Ainsi, au-delà des données économiques et sociales, le malaise est de nature morale. Sans qu'il s'agisse ici de faire la morale !
Dans un pays traumatisé, meurtri par les inégalités immédiates et par les doutes sur le futur, a-t-on le droit de partir ? Bien évidemment la réponse est : oui ! Partir, non pas fuir.
Que l'obèse Gégé, pétarodou de Chateauroux, s'en aille russifier chez le tsarin, c'est son droit le plus absolu. Quand De Gaulle abandonne la France à son sort funeste en 1940, il ne s'enfuit pas, il part pour résister, pour se battre. Faisait-il de la politique ? Evidemment mais avec l'espoir du retour après la défaite de l'envahisseur nazi. Aujourd'hui, la France est-elle sous le joug implacable des nazis ? Et j'ajouterais que toute fuite a un relent de trahison vis-à-vis de ceux qui restent, bras ballants, coeur saignant, larmes coulant. Le Chant du Départ, le Chant des Partisans, ne sont pas complaintes de Raspoutinette milliardaire. Pendant ce temps... Le champagne Moet Hennessy coule à flot depuis une malle Louis Vuitton embarquée sur la Grand'Place de Bruxelles. Des lunettes obscures font tchin tchin à Londres devenu fou d'Afflelou. Et Brigitte pleure ses éléphantes tubardes.

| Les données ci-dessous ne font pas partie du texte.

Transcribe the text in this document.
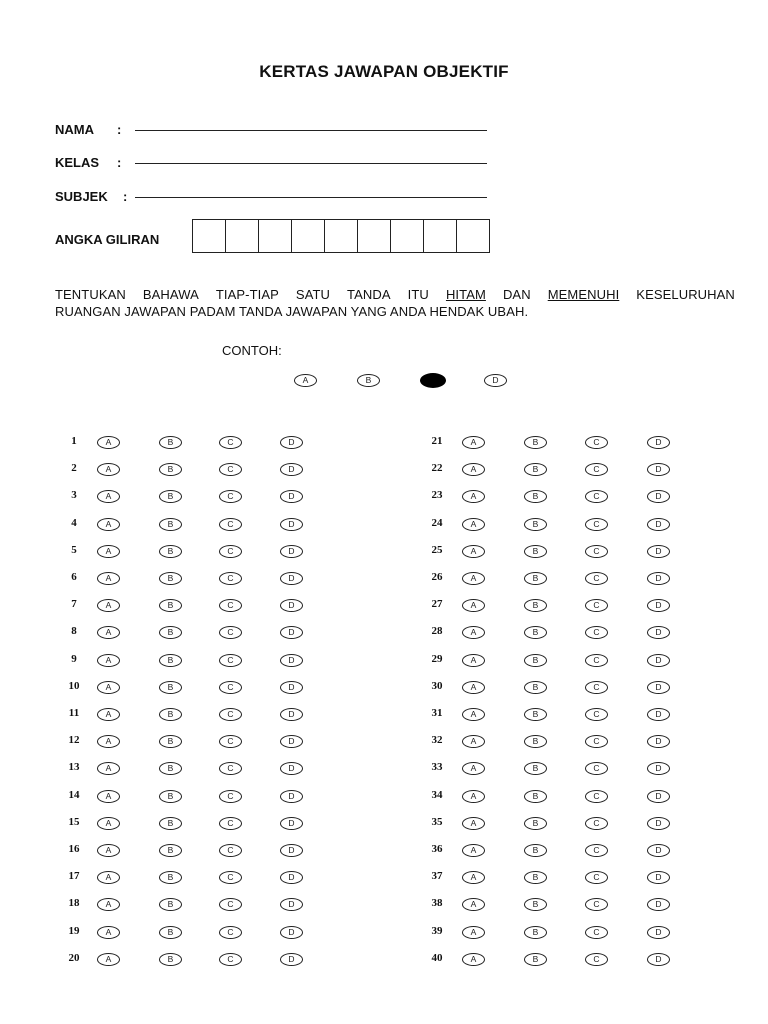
KERTAS JAWAPAN OBJEKTIF
NAMA :
KELAS :
SUBJEK :
ANGKA GILIRAN
TENTUKAN BAHAWA TIAP-TIAP SATU TANDA ITU HITAM DAN MEMENUHI KESELURUHAN
RUANGAN JAWAPAN PADAM TANDA JAWAPAN YANG ANDA HENDAK UBAH.
CONTOH:
A	B	D
1	A	B	C	D
2	A	B	C	D
3	A	B	C	D
4	A	B	C	D
5	A	B	C	D
6	A	B	C	D
7	A	B	C	D
8	A	B	C	D
9	A	B	C	D
10	A	B	C	D
11	A	B	C	D
12	A	B	C	D
13	A	B	C	D
14	A	B	C	D
15	A	B	C	D
16	A	B	C	D
17	A	B	C	D
18	A	B	C	D
19	A	B	C	D
20	A	B	C	D
21	A	B	C	D
22	A	B	C	D
23	A	B	C	D
24	A	B	C	D
25	A	B	C	D
26	A	B	C	D
27	A	B	C	D
28	A	B	C	D
29	A	B	C	D
30	A	B	C	D
31	A	B	C	D
32	A	B	C	D
33	A	B	C	D
34	A	B	C	D
35	A	B	C	D
36	A	B	C	D
37	A	B	C	D
38	A	B	C	D
39	A	B	C	D
40	A	B	C	D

Alors, il reste l'amour. L'amour pour continuer de vivre ensemble. Afin de ne pas haïr celles et ceux qui partent non pas affamés ou pourchassés mais par crainte de ne plus posséder assez de caviar, de vin et de maisons pour soigner leur vide métaphysique.
Il faut avoir une grande dose d'amour de l'autre lorsque les temps deviennent si mauvais. La solidarité ne se décrète pas, elle se vit au coeur de chacun sans autre motif que l'autre ne nous est pas indifférend.
Quand un patron de PME décide de rester en France, de ne pas fermer la "boîte", de réunir le personnel pour le mobilier, de gagner moins mais de vivre debout, sans honte et sans gloire. Ce patron inconnu, ni de gauche ni de droite, est simplement un homme. Humain. Cela s'appelle la conscience. De même que Maurice Lévy, le successeur emblématique de Bleustein-Blanchet à la tête de Publicis, déclare ne jamais partir de France, ne jamais délocaliser son entreprise, malgré les avanies, les insultes et les médisances "Ce pays m'a accueilli, je l'aime".
Certes, le dirigeant de PME fait le pari de gagner plus lorsque le vent deviendra porteur. Ce gain il l'aura largement mérité au nom de son engagement à payer des impôts plus lourds, à accepter des lois sociales plus contraignantes que partout ailleurs dans le monde, à respecter le vote socialiste bien que son choix fut autre, à courir le monde pour convaincre des clients et à diminuer encore plus son temps familial, ses instants de loisirs, ses désirs de consommation. Est-il exemplaire ? Non car il est simplement un dirigeant, conscient, engagé, citoyen.